Emlakçıyı ben aramadım.
You know I didn't call that realtor.
- Yani telefonu alıp onu aramadın mı? - Ben aramadım. O aradı.
Louis, typically I refrain from saying things like this to my patients, but...
Ama aramadım.
But I didn't.
Önceden aramadım ama eminim bizi listeye dahil edebilirler.
No, I didn't call beforehand, but I'm sure we can just go on the list.
- Hayır, aramadım.
No, I didn't.
- Aramadım ki- -
I didn't call...
Abby henüz aramadı mı.
Abby hasn't called yet.
Aramadın mı onları?
Shouldn't you call them?
Hiç kimse aramadı mı?
No one called?
Ayrı düştüğümüzden beri sizi aramadığım yer kalmadı.
I've been searching everywhere for you guys. Since we got separated.
Fakat, o çocuk aramadı mı?
But, that kid didn't even call?
Ben de özür dileyip "Seni Lisa sandım, aramadığım için bana kızgın olan." Sonra, bu Jennifer ya da adı her neyse aynı onun gibi görünen biriyle çıktığımı ve onu reddettiğimi düşünür.
I apologize and tell him that I thought it's a girl Lisa, who is mad at me because I called her, and then, as her name was Jennifer or her, will think that I met a girl that looks just like her
- Aramadım.
I didn't frisked him.
Umarım seni yanlış bir zamanda aramadık.
I hope we're not catching you at a bad time.
Aramadım mı?
I haven't?
- Katil seni aramadı mı peki?
And the killer didn't call you? No.
Onu aradım, ama beni geri aramadı.
I called her, but she didn't call me back.
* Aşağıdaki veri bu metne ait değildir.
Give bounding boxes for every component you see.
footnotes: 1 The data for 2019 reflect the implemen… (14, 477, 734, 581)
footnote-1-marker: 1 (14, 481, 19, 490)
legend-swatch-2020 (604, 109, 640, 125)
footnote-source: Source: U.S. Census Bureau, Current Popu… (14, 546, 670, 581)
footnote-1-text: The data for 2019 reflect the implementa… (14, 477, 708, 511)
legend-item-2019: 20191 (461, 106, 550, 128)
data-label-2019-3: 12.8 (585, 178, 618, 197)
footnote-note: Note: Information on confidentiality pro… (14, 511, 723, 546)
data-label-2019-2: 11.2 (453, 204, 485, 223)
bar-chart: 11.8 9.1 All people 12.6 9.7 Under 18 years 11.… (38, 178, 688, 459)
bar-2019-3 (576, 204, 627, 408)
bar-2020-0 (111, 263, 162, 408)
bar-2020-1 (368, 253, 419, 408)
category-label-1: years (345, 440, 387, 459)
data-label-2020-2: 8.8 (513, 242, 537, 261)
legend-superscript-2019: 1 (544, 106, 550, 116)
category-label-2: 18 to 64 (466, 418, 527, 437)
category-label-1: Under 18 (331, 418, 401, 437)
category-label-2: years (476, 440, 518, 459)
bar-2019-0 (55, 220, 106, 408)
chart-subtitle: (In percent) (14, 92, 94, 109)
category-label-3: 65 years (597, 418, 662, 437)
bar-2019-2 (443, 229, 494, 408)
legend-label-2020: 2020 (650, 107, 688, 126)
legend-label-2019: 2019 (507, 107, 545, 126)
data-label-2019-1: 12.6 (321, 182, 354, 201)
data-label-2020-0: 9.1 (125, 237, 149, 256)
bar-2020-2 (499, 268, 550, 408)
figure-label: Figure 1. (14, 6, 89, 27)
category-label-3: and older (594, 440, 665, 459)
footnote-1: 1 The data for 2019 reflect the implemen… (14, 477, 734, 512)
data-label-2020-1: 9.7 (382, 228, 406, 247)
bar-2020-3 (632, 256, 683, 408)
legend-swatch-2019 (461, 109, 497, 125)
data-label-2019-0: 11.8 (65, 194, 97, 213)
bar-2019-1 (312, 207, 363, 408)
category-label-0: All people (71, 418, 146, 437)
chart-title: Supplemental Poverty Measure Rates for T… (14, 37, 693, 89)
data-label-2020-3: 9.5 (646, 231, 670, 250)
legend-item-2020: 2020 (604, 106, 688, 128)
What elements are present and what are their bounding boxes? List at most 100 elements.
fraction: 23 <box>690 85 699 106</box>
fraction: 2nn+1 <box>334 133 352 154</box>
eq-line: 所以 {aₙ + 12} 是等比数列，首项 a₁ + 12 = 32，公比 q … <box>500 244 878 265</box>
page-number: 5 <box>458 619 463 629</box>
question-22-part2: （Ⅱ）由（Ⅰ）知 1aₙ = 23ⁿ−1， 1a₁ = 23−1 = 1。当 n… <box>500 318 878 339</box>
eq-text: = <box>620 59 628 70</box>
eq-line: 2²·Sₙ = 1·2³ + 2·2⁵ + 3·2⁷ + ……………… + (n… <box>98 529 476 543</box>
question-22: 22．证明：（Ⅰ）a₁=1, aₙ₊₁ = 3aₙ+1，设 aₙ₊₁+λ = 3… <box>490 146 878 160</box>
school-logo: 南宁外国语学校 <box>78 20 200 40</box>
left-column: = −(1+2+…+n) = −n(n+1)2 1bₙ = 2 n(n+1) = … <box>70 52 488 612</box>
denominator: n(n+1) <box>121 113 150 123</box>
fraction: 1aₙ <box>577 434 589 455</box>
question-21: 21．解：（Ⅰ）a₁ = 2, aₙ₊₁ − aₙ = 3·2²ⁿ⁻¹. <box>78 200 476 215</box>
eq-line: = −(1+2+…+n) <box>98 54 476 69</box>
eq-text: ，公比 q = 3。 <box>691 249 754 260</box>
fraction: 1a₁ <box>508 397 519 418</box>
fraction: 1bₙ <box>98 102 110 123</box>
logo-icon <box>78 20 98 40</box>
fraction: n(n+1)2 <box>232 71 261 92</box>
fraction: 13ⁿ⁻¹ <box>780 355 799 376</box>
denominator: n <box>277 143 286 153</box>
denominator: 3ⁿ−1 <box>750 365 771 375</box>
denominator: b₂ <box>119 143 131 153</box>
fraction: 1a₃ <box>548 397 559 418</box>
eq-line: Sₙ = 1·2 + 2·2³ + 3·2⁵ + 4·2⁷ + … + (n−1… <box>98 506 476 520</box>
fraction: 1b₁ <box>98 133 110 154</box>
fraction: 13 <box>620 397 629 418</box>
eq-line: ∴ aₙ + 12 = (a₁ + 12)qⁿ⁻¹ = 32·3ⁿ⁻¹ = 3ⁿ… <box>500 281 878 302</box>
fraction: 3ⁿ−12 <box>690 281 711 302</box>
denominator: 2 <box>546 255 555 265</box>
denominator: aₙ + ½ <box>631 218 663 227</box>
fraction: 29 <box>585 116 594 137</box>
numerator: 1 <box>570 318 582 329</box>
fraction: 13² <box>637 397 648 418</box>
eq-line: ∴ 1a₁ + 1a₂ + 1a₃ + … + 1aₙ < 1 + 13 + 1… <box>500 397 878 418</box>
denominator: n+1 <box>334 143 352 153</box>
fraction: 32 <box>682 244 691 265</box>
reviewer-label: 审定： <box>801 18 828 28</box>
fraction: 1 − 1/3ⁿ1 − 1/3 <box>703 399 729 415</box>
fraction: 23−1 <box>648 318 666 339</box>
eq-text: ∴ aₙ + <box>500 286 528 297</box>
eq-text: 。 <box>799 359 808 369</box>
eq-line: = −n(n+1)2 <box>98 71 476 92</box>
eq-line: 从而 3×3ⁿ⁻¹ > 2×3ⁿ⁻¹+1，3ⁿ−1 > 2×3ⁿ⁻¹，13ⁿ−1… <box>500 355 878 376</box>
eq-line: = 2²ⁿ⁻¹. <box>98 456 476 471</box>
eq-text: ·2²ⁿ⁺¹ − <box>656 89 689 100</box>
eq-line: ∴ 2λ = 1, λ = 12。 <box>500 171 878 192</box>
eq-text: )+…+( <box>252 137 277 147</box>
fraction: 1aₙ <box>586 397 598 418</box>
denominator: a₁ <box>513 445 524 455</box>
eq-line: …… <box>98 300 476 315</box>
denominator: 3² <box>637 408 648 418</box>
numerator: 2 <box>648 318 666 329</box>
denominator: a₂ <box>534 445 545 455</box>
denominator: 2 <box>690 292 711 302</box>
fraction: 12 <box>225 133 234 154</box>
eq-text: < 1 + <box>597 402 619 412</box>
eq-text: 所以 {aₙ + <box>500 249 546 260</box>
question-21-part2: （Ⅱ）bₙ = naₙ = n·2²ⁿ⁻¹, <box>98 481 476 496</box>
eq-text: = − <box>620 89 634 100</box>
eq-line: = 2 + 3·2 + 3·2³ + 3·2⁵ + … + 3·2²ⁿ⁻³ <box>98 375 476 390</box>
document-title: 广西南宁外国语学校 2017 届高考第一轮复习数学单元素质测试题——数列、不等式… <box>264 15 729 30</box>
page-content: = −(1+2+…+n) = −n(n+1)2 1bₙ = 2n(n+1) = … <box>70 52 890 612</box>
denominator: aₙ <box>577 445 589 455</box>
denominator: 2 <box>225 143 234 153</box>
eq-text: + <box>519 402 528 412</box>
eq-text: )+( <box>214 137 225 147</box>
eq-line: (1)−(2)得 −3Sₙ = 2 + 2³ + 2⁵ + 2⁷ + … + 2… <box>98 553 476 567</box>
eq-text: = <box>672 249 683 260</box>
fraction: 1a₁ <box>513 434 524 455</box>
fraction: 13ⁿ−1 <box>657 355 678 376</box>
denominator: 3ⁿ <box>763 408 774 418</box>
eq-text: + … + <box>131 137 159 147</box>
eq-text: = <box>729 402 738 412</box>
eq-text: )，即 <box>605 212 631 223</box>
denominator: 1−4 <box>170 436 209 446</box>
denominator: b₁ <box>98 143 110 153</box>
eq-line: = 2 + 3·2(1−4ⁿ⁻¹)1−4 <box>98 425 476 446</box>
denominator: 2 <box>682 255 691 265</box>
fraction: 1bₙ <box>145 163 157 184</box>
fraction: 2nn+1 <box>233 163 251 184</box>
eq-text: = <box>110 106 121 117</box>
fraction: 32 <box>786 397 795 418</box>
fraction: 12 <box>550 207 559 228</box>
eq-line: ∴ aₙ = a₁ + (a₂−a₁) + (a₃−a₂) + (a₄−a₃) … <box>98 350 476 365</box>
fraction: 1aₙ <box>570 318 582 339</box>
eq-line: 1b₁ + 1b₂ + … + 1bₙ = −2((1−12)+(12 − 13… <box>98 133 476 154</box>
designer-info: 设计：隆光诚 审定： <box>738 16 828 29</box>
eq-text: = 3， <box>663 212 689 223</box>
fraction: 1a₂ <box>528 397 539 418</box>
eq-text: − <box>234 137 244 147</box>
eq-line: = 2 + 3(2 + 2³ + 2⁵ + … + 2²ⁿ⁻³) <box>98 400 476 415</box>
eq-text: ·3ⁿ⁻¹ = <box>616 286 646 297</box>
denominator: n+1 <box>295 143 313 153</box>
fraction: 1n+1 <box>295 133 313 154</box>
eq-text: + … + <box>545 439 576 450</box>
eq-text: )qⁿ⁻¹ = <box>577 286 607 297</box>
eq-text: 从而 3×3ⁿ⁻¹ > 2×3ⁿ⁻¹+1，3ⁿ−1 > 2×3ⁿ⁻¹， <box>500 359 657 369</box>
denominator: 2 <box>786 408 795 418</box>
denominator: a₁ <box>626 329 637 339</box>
Ben senin aramadığın kişiyim.
I'm not the one you are looking for.
Sadece acaba var mı ve onları yeterince dikkatle aramadık mı diye merak ediyorum.
I'm just wondering if maybe you do and we just ain't looked hard enough for them.
Bir keşif aramadığım kanısına vardım.
I have decided that I am not looking for one discovery.
Onu aramadın mı?
- Didn't you call her? - No.
- Kimse aramadı mı?
- No one's called you?
- Ve hala kimseyi aramadı mı?
- And she still hasn't called anyone?
Hiç yanlış numarayı tuşlayıp evini kimse aramadı mı?
I mean, you never got a call, like someone called the wrong house phone?
Onun hoşlandığı kızın numarasını aldım. ve ona arayıp aramadığını sordum ve çıldırdı.
It's over some girl he like and I got her phone number and I asked him if he called and he got mad.
Kimse aramadı mı?
No one called?
Barbara seni aramadı mı?
DIDN'T YOU GET A CALL FROM BARBARA?
Neden aramadığımızı biliyorsun.
You know why we don't call.
Aramadım.
No.
Yani, bir misafirimle girdim, ve kimse araba bagajımı aramadı.
... meaning, I had a guest with me, and no one checked my trunk.
Altamirano'yu aramadın mı?
Weren't you going to call Altamirano?
O kadar yüksek sesle çığlık attım ki..,... birilerinin polisi aramadığına şaşırdım.
I screamed so loud, I'm surprised nobody called the police.
Aslında, kasıtlı olarak seni aramadığım için.
Actually it's because I didn't call you deliberately.